Court Opinion

ID: 9548866
Source: CourtListenerOpinion
Date Created: 2023-08-07 18:09:54.630861+00
Date Added: 2024-06-11T15:19:31.506933
License: Public Domain

ON PETITION FOR REHEARING
PER CURIAM:
Wyoming Bancorporation has filed herein its “Petition for Reargument”, requesting the court to withdraw its opinion in the matter and schedule the appeal for reargument before Justices Guthrie and Mc-Clintock (both of whom participated in the decision handed down herein on October 16, 1974) and a third justice or judge as may be designated, or, in the alternative, before a panel of five judges. The basis of the application is the hospitalization of Mr. Justice McIntyre, who was the third member of the panel hearing oral argument upon the case and whose concurrence in the majority opinion as written by Mr. Justice Guthrie is questioned.

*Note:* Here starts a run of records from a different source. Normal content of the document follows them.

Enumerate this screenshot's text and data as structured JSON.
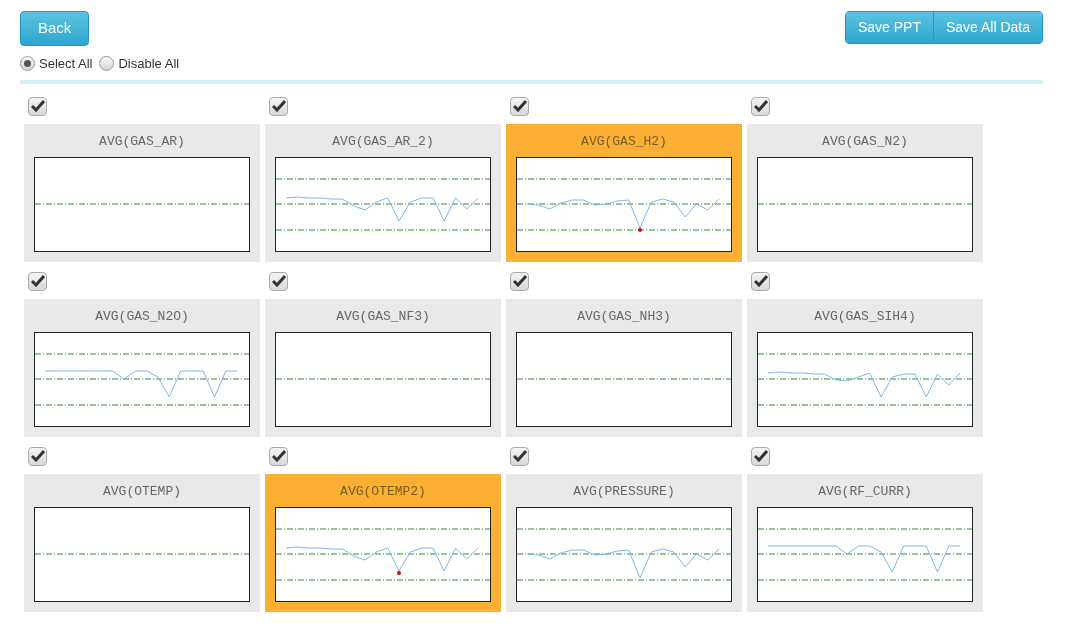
{
  "toolbar": {
    "back": "Back",
    "actions": [
      "Save PPT",
      "Save All Data"
    ]
  },
  "selection": [
    {
      "label": "Select All",
      "selected": true
    },
    {
      "label": "Disable All",
      "selected": false
    }
  ],
  "cards": [
    {
      "title": "AVG(GAS_AR)",
      "checked": true,
      "alarm": false,
      "kind": "flat"
    },
    {
      "title": "AVG(GAS_AR_2)",
      "checked": true,
      "alarm": false,
      "kind": "trend"
    },
    {
      "title": "AVG(GAS_H2)",
      "checked": true,
      "alarm": true,
      "kind": "trend"
    },
    {
      "title": "AVG(GAS_N2)",
      "checked": true,
      "alarm": false,
      "kind": "flat"
    },
    {
      "title": "AVG(GAS_N2O)",
      "checked": true,
      "alarm": false,
      "kind": "trend"
    },
    {
      "title": "AVG(GAS_NF3)",
      "checked": true,
      "alarm": false,
      "kind": "flat"
    },
    {
      "title": "AVG(GAS_NH3)",
      "checked": true,
      "alarm": false,
      "kind": "flat"
    },
    {
      "title": "AVG(GAS_SIH4)",
      "checked": true,
      "alarm": false,
      "kind": "trend"
    },
    {
      "title": "AVG(OTEMP)",
      "checked": true,
      "alarm": false,
      "kind": "flat"
    },
    {
      "title": "AVG(OTEMP2)",
      "checked": true,
      "alarm": true,
      "kind": "trend"
    },
    {
      "title": "AVG(PRESSURE)",
      "checked": true,
      "alarm": false,
      "kind": "trend"
    },
    {
      "title": "AVG(RF_CURR)",
      "checked": true,
      "alarm": false,
      "kind": "trend"
    }
  ]
}
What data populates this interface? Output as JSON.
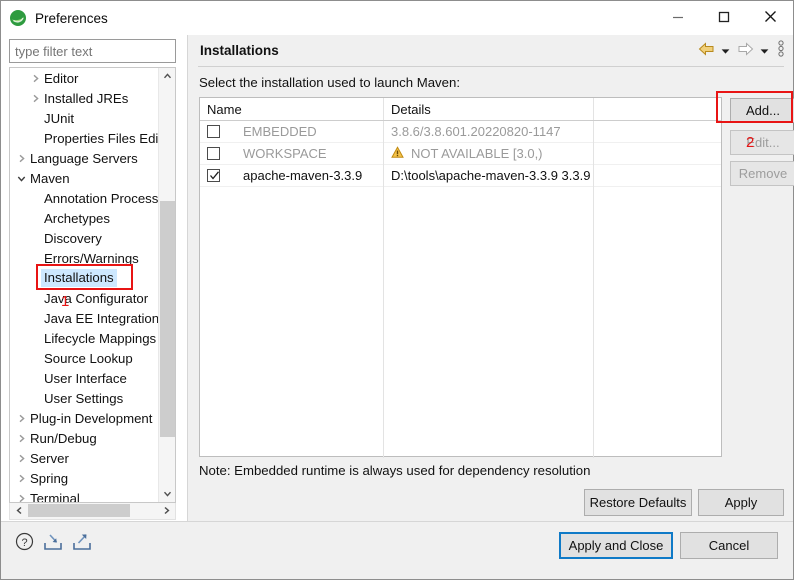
{
  "window": {
    "title": "Preferences",
    "logo_icon": "eclipse-logo-icon",
    "minimize_icon": "minimize-icon",
    "maximize_icon": "maximize-icon",
    "close_icon": "close-icon"
  },
  "colors": {
    "accent": "#0f7ac7",
    "selection": "#cde8ff",
    "annotation": "#e81414",
    "warning": "#e6a817",
    "nav_back": "#e8b64c"
  },
  "filter": {
    "placeholder": "type filter text",
    "value": ""
  },
  "tree": {
    "items": [
      {
        "label": "Editor",
        "indent": 1,
        "twisty": "collapsed",
        "selected": false
      },
      {
        "label": "Installed JREs",
        "indent": 1,
        "twisty": "collapsed",
        "selected": false
      },
      {
        "label": "JUnit",
        "indent": 1,
        "twisty": "none",
        "selected": false
      },
      {
        "label": "Properties Files Edi",
        "indent": 1,
        "twisty": "none",
        "selected": false
      },
      {
        "label": "Language Servers",
        "indent": 0,
        "twisty": "collapsed",
        "selected": false
      },
      {
        "label": "Maven",
        "indent": 0,
        "twisty": "expanded",
        "selected": false
      },
      {
        "label": "Annotation Process",
        "indent": 1,
        "twisty": "none",
        "selected": false
      },
      {
        "label": "Archetypes",
        "indent": 1,
        "twisty": "none",
        "selected": false
      },
      {
        "label": "Discovery",
        "indent": 1,
        "twisty": "none",
        "selected": false
      },
      {
        "label": "Errors/Warnings",
        "indent": 1,
        "twisty": "none",
        "selected": false
      },
      {
        "label": "Installations",
        "indent": 1,
        "twisty": "none",
        "selected": true
      },
      {
        "label": "Java Configurator",
        "indent": 1,
        "twisty": "none",
        "selected": false
      },
      {
        "label": "Java EE Integration",
        "indent": 1,
        "twisty": "none",
        "selected": false
      },
      {
        "label": "Lifecycle Mappings",
        "indent": 1,
        "twisty": "none",
        "selected": false
      },
      {
        "label": "Source Lookup",
        "indent": 1,
        "twisty": "none",
        "selected": false
      },
      {
        "label": "User Interface",
        "indent": 1,
        "twisty": "none",
        "selected": false
      },
      {
        "label": "User Settings",
        "indent": 1,
        "twisty": "none",
        "selected": false
      },
      {
        "label": "Plug-in Development",
        "indent": 0,
        "twisty": "collapsed",
        "selected": false
      },
      {
        "label": "Run/Debug",
        "indent": 0,
        "twisty": "collapsed",
        "selected": false
      },
      {
        "label": "Server",
        "indent": 0,
        "twisty": "collapsed",
        "selected": false
      },
      {
        "label": "Spring",
        "indent": 0,
        "twisty": "collapsed",
        "selected": false
      },
      {
        "label": "Terminal",
        "indent": 0,
        "twisty": "collapsed",
        "selected": false
      }
    ],
    "scroll_up_icon": "chevron-up-icon",
    "scroll_down_icon": "chevron-down-icon",
    "scroll_left_icon": "chevron-left-icon",
    "scroll_right_icon": "chevron-right-icon"
  },
  "page": {
    "title": "Installations",
    "subtitle": "Select the installation used to launch Maven:",
    "note": "Note: Embedded runtime is always used for dependency resolution",
    "nav": {
      "back_icon": "arrow-left-icon",
      "back_menu_icon": "chevron-down-icon",
      "forward_icon": "arrow-right-icon",
      "forward_menu_icon": "chevron-down-icon",
      "view_menu_icon": "vertical-dots-icon"
    }
  },
  "table": {
    "columns": [
      "Name",
      "Details",
      ""
    ],
    "rows": [
      {
        "checked": false,
        "name": "EMBEDDED",
        "details": "3.8.6/3.8.601.20220820-1147",
        "warning": false,
        "enabled": false
      },
      {
        "checked": false,
        "name": "WORKSPACE",
        "details": "NOT AVAILABLE [3.0,)",
        "warning": true,
        "warning_icon": "warning-triangle-icon",
        "enabled": false
      },
      {
        "checked": true,
        "name": "apache-maven-3.3.9",
        "details": "D:\\tools\\apache-maven-3.3.9 3.3.9",
        "warning": false,
        "enabled": true
      }
    ]
  },
  "side_buttons": {
    "add": "Add...",
    "edit": "Edit...",
    "remove": "Remove"
  },
  "page_buttons": {
    "restore_defaults": "Restore Defaults",
    "apply": "Apply"
  },
  "footer": {
    "help_icon": "help-circle-icon",
    "import_icon": "import-icon",
    "export_icon": "export-icon",
    "apply_and_close": "Apply and Close",
    "cancel": "Cancel"
  },
  "annotations": [
    {
      "number": "1",
      "target": "sidebar-item-installations"
    },
    {
      "number": "2",
      "target": "add-button"
    }
  ]
}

This Court has no rule and has rendered no decision pertaining to reargument but our Rule 14 does permit an application for rehearing. In Harrington v. Denny (D.C.W.D.Mo.1933), 3 F.Supp. 584, 588 it was said:
“A very fine and I think nonexistent distinction is drawn when it is contended, as plaintiff contends here, that an order granting a reargument is one thing and an order granting a rehearing is another *446thing. After all, what is a rehearing? In an appellate court it is nothing more than a reargument. It was so ruled by the Supreme Court of Missouri in just those words in Granite, etc., Co. v. Park View Realty & Improvement Co. et al, supra [270 Mo. 698, 196 S.W. 1142], In that case it was said (270 Mo. loc. cit. 700, 196 S.W. 1142, 1143) ‘that the term “rehearing” indicates, i. e., that the case is for reargument and resubmission.’ ”
We therefore treat the petition as an application for rehearing. We have previously recognized that our rule does not specify the grounds upon which a rehearing will be granted, but we would concede that the hospitalization of a justice who has heard the oral argument as a member of a three-justice panel as permitted by Article 5, § 4(a) of the Wyoming Constitution, would be and is proper basis for concern of a litigant and could be basis for rehearing where the panel is split and there is a dissenting opinion, provided that the judge who became hospitalized was thereby incapacitated from effective consideration of the written briefs and record in the case and the oral argument which he has heard.
This is not such a case. Mr. Justice McIntyre, as was his continuing practice, carefully considered the briefs in the matter prior to the oral argument, participated actively in the argument, and in oral conference following the argument, and specifically considered and rejected an opinion of Justice McClintock, tendered by him as the opinion of the panel, and then considered and joined in the opinion tendered by Justice Guthrie. We therefore have no hesitation, with the complete agreement of the dissenting justice, in stating that concurrence by Justice McIntyre, whose hospitalization has been of such a nature as not to preclude conference with other judges and thoughtful consideration of the facts and issues involved in the cause, represents a thoughtful and active concurrence in the majority opinion as heretofore rendered and filed herein.
The petition for rehearing is therefore denied.